Pour les conséquences sur l’architecture des prix d’actifs du régime positif, ces trois zones d’incertitude conditionnent l’amplitude et la durée de la transmission attendue. Lire le régime positif comme acquis serait surinterpréter la donnée disponible ; lire le régime positif comme transitoire serait sous-interpréter la convergence structurelle des trois forces. La posture rigoureuse consiste à reconnaître le changement empirique observé sans préjuger de sa durée.
Conclusion
Le passage durable de l’ACMTP10 au-dessus de zéro en août 2024 est un fait empirique documenté par la New York Fed et reconnu officiellement par la Fed dans ses communications depuis fin 2023. Les trois forces convergentes — QT, déficits, r-star — qui produisent ce régime sont partagées par tous les analystes.
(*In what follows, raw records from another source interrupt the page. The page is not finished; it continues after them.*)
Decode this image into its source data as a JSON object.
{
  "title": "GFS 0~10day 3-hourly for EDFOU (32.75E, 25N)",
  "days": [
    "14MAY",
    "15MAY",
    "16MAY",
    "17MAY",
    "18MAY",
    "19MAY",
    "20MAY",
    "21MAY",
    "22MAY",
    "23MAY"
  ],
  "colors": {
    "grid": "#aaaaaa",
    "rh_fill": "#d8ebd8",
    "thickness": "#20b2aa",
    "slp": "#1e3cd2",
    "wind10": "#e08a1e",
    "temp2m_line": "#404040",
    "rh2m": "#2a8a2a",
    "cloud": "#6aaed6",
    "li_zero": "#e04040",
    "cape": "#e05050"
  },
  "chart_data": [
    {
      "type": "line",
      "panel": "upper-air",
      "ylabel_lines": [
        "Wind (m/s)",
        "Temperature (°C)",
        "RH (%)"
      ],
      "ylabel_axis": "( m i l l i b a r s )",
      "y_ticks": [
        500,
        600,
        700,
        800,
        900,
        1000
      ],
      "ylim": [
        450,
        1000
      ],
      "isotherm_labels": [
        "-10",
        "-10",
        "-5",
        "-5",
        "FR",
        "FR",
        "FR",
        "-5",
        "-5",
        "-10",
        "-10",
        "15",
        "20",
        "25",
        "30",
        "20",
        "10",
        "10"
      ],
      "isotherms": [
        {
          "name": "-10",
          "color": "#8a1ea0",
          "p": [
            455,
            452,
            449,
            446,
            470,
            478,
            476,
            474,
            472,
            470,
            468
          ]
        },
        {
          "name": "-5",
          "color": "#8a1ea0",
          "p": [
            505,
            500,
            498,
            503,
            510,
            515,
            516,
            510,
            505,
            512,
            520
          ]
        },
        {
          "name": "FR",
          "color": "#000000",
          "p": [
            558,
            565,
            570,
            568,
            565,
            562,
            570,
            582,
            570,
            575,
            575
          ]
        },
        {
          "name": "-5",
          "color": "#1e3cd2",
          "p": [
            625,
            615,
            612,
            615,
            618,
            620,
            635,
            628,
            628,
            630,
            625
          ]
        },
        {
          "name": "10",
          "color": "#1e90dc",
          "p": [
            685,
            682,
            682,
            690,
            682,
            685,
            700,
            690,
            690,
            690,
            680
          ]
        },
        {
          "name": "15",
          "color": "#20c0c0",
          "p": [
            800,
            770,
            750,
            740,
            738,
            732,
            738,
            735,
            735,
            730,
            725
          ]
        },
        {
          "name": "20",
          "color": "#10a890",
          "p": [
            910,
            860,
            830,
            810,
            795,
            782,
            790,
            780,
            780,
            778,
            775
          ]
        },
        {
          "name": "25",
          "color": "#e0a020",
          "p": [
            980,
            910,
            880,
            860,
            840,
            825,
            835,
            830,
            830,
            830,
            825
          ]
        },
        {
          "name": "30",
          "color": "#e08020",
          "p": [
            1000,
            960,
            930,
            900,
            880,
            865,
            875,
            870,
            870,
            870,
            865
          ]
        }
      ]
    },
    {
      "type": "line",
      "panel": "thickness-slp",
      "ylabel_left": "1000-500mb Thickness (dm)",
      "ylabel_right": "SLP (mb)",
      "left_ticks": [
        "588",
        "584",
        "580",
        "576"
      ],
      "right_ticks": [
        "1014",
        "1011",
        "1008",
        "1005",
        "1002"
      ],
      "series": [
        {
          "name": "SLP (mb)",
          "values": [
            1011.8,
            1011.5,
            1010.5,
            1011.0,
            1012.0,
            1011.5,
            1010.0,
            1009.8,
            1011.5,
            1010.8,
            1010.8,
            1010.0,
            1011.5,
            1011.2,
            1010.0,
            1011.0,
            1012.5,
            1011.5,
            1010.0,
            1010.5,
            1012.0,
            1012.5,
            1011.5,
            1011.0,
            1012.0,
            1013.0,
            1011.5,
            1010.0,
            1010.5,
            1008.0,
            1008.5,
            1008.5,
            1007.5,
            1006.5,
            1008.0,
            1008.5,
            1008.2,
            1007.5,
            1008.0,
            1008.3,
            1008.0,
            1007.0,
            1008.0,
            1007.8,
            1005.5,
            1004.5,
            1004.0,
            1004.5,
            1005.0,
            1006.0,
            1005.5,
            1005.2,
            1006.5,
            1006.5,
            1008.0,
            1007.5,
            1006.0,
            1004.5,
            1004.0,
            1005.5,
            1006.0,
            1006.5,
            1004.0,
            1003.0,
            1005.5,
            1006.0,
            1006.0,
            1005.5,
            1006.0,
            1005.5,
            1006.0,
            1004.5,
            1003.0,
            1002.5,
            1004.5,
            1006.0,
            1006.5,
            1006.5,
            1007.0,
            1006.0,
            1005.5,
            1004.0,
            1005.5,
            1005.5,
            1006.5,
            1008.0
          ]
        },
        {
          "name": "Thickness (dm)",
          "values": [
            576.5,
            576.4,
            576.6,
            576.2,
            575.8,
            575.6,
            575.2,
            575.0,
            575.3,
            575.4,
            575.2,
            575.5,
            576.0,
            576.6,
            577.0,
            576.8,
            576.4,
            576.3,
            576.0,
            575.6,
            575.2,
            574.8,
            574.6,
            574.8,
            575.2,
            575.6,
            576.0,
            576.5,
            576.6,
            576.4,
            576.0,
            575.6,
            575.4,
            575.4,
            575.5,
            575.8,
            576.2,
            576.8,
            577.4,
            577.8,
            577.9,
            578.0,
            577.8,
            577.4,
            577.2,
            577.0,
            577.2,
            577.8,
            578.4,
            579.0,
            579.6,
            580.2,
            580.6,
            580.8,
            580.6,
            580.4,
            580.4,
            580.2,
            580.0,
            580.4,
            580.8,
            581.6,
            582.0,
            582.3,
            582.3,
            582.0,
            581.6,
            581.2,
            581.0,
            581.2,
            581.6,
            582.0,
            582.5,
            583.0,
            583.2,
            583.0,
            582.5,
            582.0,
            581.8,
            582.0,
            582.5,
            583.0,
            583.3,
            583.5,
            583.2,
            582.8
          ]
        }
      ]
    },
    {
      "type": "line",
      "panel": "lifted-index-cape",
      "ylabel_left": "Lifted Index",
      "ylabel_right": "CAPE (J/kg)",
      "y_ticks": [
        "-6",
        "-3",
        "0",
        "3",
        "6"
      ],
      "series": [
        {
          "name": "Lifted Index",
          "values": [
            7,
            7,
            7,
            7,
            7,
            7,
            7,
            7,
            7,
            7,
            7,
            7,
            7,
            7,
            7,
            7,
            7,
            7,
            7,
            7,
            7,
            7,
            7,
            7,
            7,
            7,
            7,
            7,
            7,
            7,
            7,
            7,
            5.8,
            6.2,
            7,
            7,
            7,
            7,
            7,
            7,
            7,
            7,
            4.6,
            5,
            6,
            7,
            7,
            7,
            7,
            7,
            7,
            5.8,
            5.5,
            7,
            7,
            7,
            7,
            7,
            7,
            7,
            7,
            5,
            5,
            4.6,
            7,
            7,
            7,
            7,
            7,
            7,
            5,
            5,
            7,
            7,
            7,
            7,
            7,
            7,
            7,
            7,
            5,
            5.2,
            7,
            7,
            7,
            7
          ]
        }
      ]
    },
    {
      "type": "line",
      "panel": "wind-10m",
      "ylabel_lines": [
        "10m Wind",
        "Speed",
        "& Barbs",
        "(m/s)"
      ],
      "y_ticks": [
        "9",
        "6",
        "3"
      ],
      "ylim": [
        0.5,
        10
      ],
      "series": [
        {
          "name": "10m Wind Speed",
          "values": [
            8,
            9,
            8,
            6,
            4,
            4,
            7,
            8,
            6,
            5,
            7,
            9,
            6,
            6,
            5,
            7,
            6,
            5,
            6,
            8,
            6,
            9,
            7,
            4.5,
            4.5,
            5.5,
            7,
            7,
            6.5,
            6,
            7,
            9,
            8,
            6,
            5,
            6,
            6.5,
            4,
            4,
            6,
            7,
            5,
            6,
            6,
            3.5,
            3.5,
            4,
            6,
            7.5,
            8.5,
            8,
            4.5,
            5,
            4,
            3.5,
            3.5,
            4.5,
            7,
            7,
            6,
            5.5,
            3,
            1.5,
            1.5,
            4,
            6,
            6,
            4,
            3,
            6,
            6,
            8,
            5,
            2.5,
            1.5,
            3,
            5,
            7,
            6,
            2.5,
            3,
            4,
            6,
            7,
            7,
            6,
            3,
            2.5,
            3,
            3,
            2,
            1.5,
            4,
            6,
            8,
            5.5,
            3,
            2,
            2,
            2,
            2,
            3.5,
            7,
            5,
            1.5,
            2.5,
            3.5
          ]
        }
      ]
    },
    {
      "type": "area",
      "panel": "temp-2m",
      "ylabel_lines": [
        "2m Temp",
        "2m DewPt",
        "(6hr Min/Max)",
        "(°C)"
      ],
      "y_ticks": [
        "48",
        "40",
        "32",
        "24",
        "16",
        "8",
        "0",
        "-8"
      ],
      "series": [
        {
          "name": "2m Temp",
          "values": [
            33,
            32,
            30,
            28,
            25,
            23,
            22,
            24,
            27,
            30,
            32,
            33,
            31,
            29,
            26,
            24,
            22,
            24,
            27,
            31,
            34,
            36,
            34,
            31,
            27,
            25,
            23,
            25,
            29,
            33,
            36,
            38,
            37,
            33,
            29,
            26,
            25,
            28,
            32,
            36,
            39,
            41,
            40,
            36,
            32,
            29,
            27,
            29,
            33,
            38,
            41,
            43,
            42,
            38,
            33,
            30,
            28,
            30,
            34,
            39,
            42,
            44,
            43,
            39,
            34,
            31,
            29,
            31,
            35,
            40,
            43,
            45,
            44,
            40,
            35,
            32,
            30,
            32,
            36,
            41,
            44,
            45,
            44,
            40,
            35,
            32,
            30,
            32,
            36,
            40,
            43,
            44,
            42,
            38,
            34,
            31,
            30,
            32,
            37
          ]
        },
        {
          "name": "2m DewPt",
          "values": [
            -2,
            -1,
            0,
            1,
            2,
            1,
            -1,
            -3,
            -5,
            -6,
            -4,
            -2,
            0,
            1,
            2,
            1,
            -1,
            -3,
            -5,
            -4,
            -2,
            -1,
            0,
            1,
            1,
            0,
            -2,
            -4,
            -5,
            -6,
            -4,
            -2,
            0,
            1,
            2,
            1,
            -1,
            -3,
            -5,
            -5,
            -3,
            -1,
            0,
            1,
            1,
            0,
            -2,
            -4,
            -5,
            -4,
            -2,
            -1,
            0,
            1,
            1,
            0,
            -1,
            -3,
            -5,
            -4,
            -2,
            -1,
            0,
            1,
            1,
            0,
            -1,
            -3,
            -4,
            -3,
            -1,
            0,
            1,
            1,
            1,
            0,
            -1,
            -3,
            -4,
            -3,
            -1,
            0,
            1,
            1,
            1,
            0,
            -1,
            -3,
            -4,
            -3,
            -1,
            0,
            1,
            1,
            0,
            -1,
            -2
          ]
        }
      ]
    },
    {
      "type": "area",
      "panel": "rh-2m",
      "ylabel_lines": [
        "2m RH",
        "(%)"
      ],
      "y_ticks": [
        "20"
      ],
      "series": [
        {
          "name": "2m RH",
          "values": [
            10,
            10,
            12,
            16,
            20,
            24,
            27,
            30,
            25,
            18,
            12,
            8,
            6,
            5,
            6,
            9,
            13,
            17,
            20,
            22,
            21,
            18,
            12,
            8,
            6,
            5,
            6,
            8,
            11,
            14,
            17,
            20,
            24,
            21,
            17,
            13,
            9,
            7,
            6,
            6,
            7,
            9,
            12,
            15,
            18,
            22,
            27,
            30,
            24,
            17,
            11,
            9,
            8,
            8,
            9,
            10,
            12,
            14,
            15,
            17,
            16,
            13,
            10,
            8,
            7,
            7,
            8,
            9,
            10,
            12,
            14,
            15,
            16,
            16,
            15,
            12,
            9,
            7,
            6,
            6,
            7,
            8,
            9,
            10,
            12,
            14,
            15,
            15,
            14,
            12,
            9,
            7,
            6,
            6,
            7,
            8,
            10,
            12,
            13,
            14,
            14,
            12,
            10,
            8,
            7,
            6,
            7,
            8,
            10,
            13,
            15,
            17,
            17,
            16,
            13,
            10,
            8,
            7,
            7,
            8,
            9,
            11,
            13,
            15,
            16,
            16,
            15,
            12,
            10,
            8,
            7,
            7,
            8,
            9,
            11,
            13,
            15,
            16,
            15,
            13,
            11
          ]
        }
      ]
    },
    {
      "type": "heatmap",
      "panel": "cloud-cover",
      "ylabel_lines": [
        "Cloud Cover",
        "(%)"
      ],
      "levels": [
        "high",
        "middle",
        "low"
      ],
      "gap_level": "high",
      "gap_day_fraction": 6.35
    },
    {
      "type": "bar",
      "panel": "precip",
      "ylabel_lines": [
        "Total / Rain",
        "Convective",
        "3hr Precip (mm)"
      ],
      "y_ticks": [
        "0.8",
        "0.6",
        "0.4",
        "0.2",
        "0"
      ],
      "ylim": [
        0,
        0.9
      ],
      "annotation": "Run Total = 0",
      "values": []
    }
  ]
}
Mais leur poids relatif et leur pérennité divisent une littérature académique active. Pour l’épisode négatif précédent, la même prudence interprétative s’était imposée rétrospectivement. Le présent appelle la même discipline analytique.
- La prime de terme ACMTP10 a franchi durablement zéro en août 2024 et reste en territoire positif à fin 2025, après huit années consécutives sous zéro — un changement de régime mesuré par la NY Fed et reconnu officiellement par le FOMC.
- Trois forces convergentes alimentent le régime positif : QT prolongé depuis juin 2022 (plus de 2 trillions de duration restituée au marché), déficits fiscaux structurels projetés autour de 6 % du PIB sur 2025-2030 par le CBO, révision haussière de r-star vers 1,0-1,5 % en termes réels (Williams NABE octobre 2024).
- Le débat académique oppose une lecture structurelle (Acemoglu-Restrepo, Goodhart-Pradhan : vieillissement démographique mondial, régime durable) et une lecture cyclique (Bauer-Rudebusch, FRBSF : facteurs réversibles, possible réduction).
- Trois zones d’incertitude conditionnent la lecture : trajectoire de fin du QT, dérive future des déficits fiscaux, stabilité de l’estimation r-star. Aucune n’est tranchée à fin 2025.